Un triumvirat à la manœuvre pour accélérer la chute de France Télés !

Un triumvirat à la manœuvre pour accélérer la chute de France Télés !   

Un peu à la mode du péplum américain « La chute de l’Empire romain », la proconsule ernottienne vient d’être priée d’accélérer sa campagne de démantèlement visant le groupe de télés public dont certains rêvent tout simplement de disparition!

Celle que beaucoup surnomment aujourd’hui « le bras armé d’Alexis Kohler » va donc devoir avec son centurion de circonstance, mettre les bouchées doubles pour tenir les promesses faites en haut lieux, histoire de précipiter très vite à présent la chute programmée de France Télévisions.   

Même si Alexandre, le récent successeur de Laurentus 1er avait estimé ne pas devoir changer de Tempo avant 2023 voire 2024, l’incurie romaine au pouvoir en a décidé autrement.

Avant fin décembre 2022, il faudra qu’un CSE central se tienne et acte les grandes lignes du projet de démantèlement de l’Information régionale destructeur d’emplois que la propagande présente comme « une chance éditoriale et organisationnelle positive » et que certains bonimenteurs de ce monde à vomir de l’entre- soi, tentent de vendre le plus fallacieusement qui soit comme une parade aux  « velléités politiques de ceux qui veulent privatiser ou faire disparaître l’audiovisuel public donc France Télévisions, en cas de victoire en 2027 » alors que c’est déjà le cas et qu’ils sont à la manœuvre !

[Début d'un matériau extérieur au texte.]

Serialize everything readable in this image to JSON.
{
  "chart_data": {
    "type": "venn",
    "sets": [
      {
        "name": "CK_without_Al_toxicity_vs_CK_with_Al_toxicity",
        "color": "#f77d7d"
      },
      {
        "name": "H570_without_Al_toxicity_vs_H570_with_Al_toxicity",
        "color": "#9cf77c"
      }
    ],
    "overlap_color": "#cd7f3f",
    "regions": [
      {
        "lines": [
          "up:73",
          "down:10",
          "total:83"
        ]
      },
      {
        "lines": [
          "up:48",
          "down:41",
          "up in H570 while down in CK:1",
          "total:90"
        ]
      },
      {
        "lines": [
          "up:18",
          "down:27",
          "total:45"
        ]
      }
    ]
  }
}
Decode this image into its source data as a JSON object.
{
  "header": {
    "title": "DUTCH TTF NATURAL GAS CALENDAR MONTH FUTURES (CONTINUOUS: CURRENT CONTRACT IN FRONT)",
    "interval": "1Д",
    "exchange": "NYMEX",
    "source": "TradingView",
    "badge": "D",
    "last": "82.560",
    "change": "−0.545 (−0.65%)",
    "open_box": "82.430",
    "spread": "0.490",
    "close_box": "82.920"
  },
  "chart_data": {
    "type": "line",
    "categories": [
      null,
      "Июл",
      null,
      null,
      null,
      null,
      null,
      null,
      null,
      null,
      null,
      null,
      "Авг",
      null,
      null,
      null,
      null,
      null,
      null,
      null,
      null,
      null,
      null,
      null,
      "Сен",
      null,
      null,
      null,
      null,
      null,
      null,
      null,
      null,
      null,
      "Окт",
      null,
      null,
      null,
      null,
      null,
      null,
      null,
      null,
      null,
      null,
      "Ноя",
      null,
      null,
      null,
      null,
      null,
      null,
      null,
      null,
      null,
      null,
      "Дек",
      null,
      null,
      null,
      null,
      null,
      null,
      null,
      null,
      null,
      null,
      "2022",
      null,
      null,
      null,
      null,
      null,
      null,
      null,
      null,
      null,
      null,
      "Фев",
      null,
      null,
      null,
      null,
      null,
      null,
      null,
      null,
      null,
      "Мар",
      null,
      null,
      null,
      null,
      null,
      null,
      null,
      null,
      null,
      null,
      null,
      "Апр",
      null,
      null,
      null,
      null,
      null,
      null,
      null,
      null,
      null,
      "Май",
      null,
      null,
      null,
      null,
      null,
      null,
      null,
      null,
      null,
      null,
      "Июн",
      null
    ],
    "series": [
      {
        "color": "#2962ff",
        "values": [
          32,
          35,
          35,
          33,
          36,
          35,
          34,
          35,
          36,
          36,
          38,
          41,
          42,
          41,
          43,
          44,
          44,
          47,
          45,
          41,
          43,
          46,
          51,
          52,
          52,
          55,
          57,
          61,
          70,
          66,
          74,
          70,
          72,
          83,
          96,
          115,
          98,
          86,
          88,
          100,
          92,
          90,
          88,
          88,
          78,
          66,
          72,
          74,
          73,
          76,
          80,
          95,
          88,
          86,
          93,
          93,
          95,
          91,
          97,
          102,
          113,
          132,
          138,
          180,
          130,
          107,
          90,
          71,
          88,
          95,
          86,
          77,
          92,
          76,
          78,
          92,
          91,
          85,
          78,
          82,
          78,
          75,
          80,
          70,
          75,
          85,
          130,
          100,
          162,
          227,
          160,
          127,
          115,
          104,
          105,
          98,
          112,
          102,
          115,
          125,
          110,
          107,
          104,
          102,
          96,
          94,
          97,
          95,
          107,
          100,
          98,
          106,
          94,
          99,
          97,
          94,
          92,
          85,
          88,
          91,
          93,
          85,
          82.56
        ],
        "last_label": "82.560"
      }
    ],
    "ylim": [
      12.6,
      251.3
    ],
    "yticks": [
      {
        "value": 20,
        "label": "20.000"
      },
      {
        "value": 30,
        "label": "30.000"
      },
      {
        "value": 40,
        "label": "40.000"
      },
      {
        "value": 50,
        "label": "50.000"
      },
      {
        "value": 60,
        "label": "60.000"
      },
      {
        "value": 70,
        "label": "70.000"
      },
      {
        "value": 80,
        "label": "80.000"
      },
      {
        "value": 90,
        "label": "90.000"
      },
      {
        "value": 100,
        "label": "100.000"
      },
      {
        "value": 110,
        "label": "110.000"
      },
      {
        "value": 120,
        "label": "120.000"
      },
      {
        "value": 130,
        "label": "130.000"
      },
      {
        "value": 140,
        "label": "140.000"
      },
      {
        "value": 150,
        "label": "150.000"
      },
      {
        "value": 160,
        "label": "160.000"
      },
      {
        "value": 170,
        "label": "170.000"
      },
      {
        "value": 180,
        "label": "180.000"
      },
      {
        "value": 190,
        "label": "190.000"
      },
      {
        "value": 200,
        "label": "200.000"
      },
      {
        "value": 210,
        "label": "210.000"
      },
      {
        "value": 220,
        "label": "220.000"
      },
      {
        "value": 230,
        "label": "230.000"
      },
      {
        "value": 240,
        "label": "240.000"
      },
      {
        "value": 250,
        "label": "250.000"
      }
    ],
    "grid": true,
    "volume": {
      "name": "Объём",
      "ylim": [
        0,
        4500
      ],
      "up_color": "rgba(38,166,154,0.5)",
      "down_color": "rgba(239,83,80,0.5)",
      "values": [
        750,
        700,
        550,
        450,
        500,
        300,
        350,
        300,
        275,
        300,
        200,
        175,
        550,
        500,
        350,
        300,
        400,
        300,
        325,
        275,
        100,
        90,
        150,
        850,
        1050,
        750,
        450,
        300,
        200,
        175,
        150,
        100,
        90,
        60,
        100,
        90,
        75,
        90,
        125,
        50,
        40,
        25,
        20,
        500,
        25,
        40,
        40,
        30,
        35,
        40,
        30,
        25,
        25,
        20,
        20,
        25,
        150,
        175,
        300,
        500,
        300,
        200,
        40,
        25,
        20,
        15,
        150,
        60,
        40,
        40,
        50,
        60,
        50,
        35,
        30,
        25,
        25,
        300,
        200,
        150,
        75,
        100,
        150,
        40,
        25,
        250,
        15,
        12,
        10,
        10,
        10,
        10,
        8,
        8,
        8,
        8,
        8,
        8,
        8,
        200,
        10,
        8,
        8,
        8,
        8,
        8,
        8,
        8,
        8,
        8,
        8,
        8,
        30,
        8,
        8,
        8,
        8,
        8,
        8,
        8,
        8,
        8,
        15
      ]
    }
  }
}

Il faut aller très vite et taper tous azimuts pour plaire à Rome comme le dénonçait si justement les scribes du SNJ (*)

« Pas le temps de souffler pour les salariés et pour les O.S : la direction a décidé de donner un coup d’accélérateur à Tempo. Un CSE central extraordinaire sur ce seul dossier était prévu initialement début décembre et un point à l’ordre du jour du CSE Siège ce même mois. Ce calendrier semble chamboulé pour des raisons d’organisation mais pour autant le rouleau compresseur continue sa route, et tout cela n’est que partie remise ! L’équipe projet sillonne le réseau France 3 pour distiller sa bonne parole et convaincre les salariés d’adhérer à ce big bang de l’info et les chiffres tombent : Tempo touchera 4000 salariés de l’entreprise, soit près de la moitié des effectifs de France Télévisions. Pas de panique : tout le monde y trouvera son compte, , nous dit-on et personne ne sera laissé sur le bord de la route. [Ben voyons, ndlr]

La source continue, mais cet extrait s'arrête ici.